Chaque année, des foules de touristes viennent passer leurs vacances dans une région appelée Sigord, près du réservoir de Veľká Domaša, un lac artificiel situé non loin de la ville de Prešov, dans l’est de la Slovaquie. Les touristes empruntent généralement la route principale pour éviter les petits villages et atteindre leur destination le plus rapidement possible. Mais ce n’est pas la seule raison.

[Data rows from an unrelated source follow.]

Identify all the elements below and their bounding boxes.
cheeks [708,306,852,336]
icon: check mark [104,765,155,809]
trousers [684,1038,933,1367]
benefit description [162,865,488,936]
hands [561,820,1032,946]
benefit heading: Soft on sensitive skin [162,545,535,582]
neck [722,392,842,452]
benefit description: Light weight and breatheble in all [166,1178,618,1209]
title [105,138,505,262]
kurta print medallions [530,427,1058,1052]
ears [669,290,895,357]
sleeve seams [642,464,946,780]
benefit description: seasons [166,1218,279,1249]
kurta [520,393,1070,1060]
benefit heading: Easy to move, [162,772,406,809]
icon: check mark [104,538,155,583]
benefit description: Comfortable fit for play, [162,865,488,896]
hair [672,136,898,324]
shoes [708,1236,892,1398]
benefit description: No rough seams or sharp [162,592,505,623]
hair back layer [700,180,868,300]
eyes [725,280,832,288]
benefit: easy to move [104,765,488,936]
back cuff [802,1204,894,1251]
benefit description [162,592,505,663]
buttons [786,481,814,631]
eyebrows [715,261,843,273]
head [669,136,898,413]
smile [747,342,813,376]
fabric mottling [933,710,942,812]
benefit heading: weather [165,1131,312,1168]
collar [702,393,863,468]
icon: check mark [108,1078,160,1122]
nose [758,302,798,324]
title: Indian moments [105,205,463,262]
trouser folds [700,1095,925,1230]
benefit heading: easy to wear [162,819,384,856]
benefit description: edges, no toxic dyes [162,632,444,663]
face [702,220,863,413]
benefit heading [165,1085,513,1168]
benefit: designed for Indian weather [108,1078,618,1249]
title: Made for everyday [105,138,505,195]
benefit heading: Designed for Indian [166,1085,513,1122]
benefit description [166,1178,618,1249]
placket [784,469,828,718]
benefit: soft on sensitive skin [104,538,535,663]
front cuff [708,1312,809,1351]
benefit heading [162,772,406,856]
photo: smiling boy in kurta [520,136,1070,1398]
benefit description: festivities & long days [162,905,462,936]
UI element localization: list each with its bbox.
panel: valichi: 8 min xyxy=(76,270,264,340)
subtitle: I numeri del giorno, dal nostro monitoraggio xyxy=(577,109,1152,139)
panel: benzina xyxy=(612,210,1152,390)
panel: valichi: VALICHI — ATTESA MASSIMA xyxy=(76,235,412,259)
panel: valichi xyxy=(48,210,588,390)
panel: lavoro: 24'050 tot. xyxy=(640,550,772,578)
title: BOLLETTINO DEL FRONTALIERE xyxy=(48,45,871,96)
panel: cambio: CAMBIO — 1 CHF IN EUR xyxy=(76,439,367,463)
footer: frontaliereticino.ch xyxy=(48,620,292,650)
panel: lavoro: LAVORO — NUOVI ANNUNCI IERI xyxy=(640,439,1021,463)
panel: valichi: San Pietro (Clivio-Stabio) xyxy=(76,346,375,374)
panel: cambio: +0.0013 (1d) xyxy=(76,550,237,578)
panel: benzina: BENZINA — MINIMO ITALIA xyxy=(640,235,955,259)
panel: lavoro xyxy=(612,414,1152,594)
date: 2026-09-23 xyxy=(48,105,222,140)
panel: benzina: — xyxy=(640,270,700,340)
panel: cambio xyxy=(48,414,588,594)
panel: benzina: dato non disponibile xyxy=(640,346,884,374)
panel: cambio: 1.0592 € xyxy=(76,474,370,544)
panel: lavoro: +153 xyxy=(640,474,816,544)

Ce pays de 5 millions d’habitants compte quelque 350 000 personnes appartenant à la minorité rom. Il y a cent ans, la plus grande minorité ethnique d’Europe centrale avait une vie itinérante, ses membres gagnant leur vie comme forgerons, coiffeurs et diseurs de bonne aventure. Or, le régime communiste les a sédentarisés de force et les a employés dans des usines locales et dans des entreprises d’État, en les logeant à la périphérie des villages ou dans les banlieues des villes. Rien de tout cela n’a fonctionné.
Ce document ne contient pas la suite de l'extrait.